App-based tools support botanical literacy and citizen science

Rosanne Quinnell is a biochemist turned botanist. Her PhD explored a bacterium living in symbiotic association with soybean nodules. ‘It’s a bacterium that can fix atmospheric nitrogen to make it available in its biological form for plants,’ she explains. ‘That’s why people eat soybeans if they’re vegans … it’s accessible nitrogen for humans.’

Quinnell ­– an associate professor in the school of life and environmental sciences at the University of Sydney, Australia, and deputy director of the Sydney Environment Institute ­– thinks that her drift towards the botanical was influenced by her mother’s ‘absolute love of plants’.

‘I’ve converged from looking at the chemicals that make up organisms in a test tube towards ecosystems and the botanical world around them,’ she says. ‘I morphed from looking at tiny things to appreciating big things and big systems.’

Staining sections

Closeup photo

Source: © R Quinnell/The University of Sydney

A cross-section of the shrub Hakea sericea, stained with toluidine blue

To better understand those bigger systems, it is still sometimes necessary to zoom in a little. As we chat, Quinnell shares some beautiful images of magnified slithers of Hakea sericea, a large shrub native to south-eastern Australia. ‘Toluidine blue,’ she answers when I ask about the colours. ‘That’s one of our favourite stains in plant anatomy. It’s a differential stain; cellulose stains purple and lignin stains a range of blues depending on its composition, and you still get the colour of the chloroplast … you’re getting this array of colours from green to blue to purple when you look down the microscope.’

The images are a timely reminder of the exquisite biochemical machinery of plants – not just in fixing carbon and providing oxygen but also in generating nutrients and metabolites that are the source of myriad medicinal compounds.

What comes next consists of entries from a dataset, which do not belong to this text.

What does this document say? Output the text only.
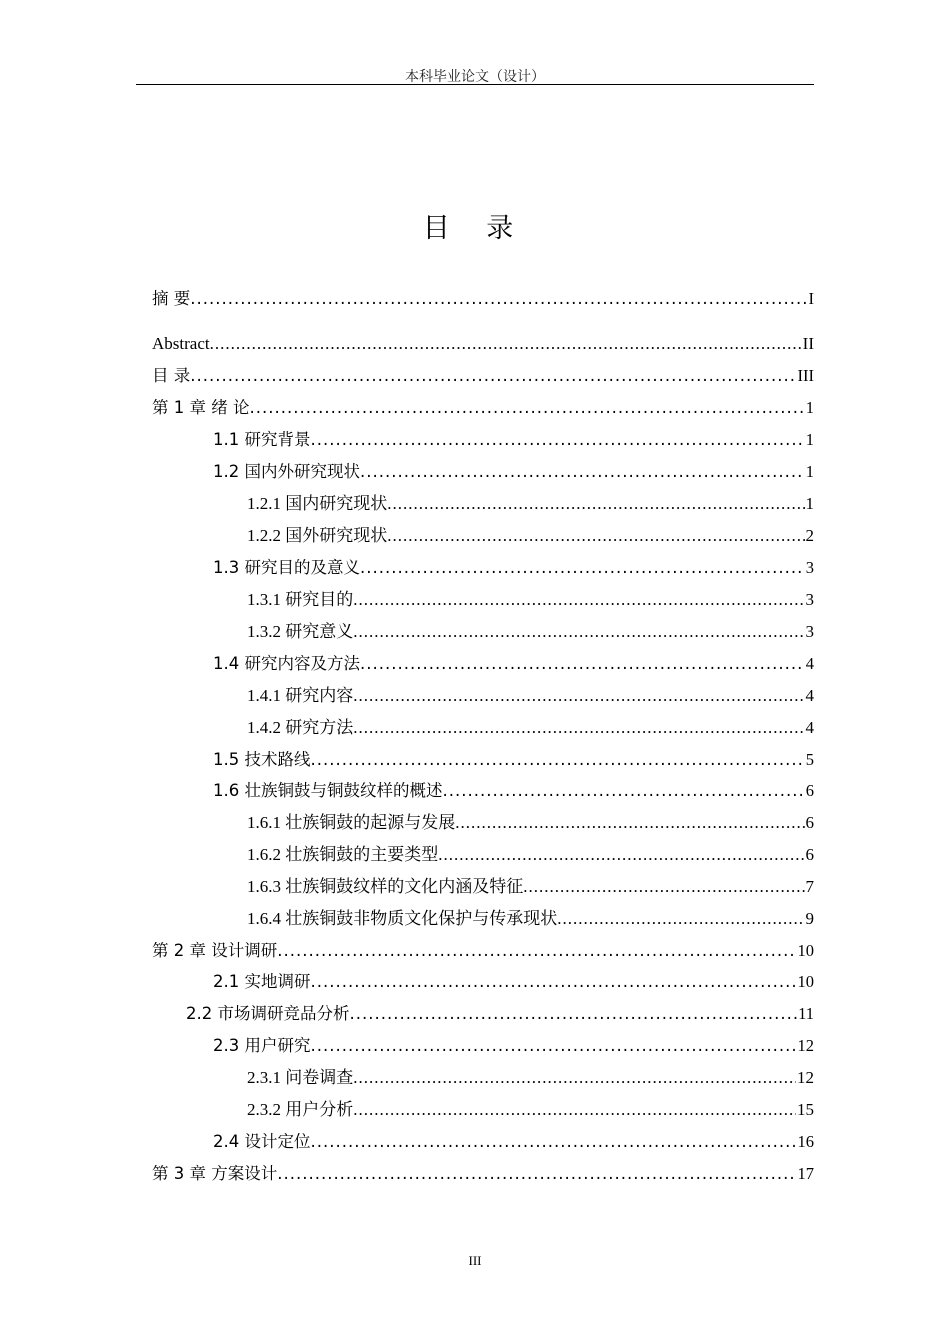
本科毕业论文（设计）
目 录
摘 要 .....	I
Abstract .....	II
目 录 .....	III
第 1 章 绪 论 .....	1
1.1 研究背景 .....	1
1.2 国内外研究现状 .....	1
1.2.1 国内研究现状 .....	1
1.2.2 国外研究现状 .....	2
1.3 研究目的及意义 .....	3
1.3.1 研究目的 .....	3
1.3.2 研究意义 .....	3
1.4 研究内容及方法 .....	4
1.4.1 研究内容 .....	4
1.4.2 研究方法 .....	4
1.5 技术路线 .....	5
1.6 壮族铜鼓与铜鼓纹样的概述 .....	6
1.6.1 壮族铜鼓的起源与发展 .....	6
1.6.2 壮族铜鼓的主要类型 .....	6
1.6.3 壮族铜鼓纹样的文化内涵及特征 .....	7
1.6.4 壮族铜鼓非物质文化保护与传承现状 .....	9
第 2 章 设计调研 .....	10
2.1 实地调研 .....	10
2.2 市场调研竞品分析 .....	11
2.3 用户研究 .....	12
2.3.1 问卷调查 .....	12
2.3.2 用户分析 .....	15
2.4 设计定位 .....	16
第 3 章 方案设计 .....	17
III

Quinnell is concerned that the status of botany in higher education is diminishing. ‘Up until about 30 years ago, people studying pharmacy had to do botany as part of their course,’ she says. She believes that this shift has also led to a decline in the numbers of people who are able to identify plants, a skill she wants to pass on to as many students as possible.

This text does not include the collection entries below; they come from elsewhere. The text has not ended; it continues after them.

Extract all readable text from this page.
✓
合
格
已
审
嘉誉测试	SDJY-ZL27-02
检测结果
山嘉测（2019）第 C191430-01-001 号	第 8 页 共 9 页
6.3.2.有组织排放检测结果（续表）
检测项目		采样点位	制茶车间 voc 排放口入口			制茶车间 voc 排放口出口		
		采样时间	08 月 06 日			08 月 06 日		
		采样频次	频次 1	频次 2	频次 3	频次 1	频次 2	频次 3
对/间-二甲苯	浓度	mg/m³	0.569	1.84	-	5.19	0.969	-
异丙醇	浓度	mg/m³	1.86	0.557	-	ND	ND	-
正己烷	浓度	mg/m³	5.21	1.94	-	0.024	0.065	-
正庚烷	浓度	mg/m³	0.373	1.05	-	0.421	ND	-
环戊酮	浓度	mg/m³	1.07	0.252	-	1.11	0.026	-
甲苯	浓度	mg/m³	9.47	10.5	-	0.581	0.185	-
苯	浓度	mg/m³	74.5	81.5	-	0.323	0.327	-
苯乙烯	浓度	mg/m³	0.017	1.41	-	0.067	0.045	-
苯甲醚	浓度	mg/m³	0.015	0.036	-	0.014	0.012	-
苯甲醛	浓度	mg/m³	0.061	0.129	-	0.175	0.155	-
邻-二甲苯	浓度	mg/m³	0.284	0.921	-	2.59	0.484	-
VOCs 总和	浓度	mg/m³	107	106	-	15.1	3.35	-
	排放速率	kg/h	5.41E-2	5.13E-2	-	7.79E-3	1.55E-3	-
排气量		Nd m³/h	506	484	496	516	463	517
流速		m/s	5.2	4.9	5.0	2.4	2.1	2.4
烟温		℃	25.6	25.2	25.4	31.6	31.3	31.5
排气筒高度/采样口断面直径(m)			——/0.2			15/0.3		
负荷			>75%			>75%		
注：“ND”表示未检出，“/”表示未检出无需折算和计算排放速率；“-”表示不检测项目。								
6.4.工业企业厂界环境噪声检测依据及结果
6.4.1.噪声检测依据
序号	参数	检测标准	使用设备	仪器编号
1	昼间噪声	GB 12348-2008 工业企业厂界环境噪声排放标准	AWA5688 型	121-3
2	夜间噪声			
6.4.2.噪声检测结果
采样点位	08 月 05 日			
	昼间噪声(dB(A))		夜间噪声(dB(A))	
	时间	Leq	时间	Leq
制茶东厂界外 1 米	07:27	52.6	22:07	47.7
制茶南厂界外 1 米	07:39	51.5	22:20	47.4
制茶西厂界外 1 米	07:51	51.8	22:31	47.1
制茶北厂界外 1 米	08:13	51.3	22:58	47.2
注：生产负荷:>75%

In fact, she directly tells the students she teaches that she wants them to become botanically literate. ‘Not knowing every word in botany, because the language is dense and can be quite off-putting,’ she says. ‘But if you walk out of this course and instead of seeing a smear of green you can see seven different species and the nuance of the biodiversity in front of you, that to me is a big step.’

Mapping biodiversity

Modelling an approach of ‘students as partners’, Quinnell co-created an app with a second-year undergraduate team. CampusFlora supports skills in plant identification. Starting as a map of plants on campus linked to the botany curriculum, the project has since expanded beyond the confines of an assignment into a community project that locates and identifies plants in different trails across the university grounds.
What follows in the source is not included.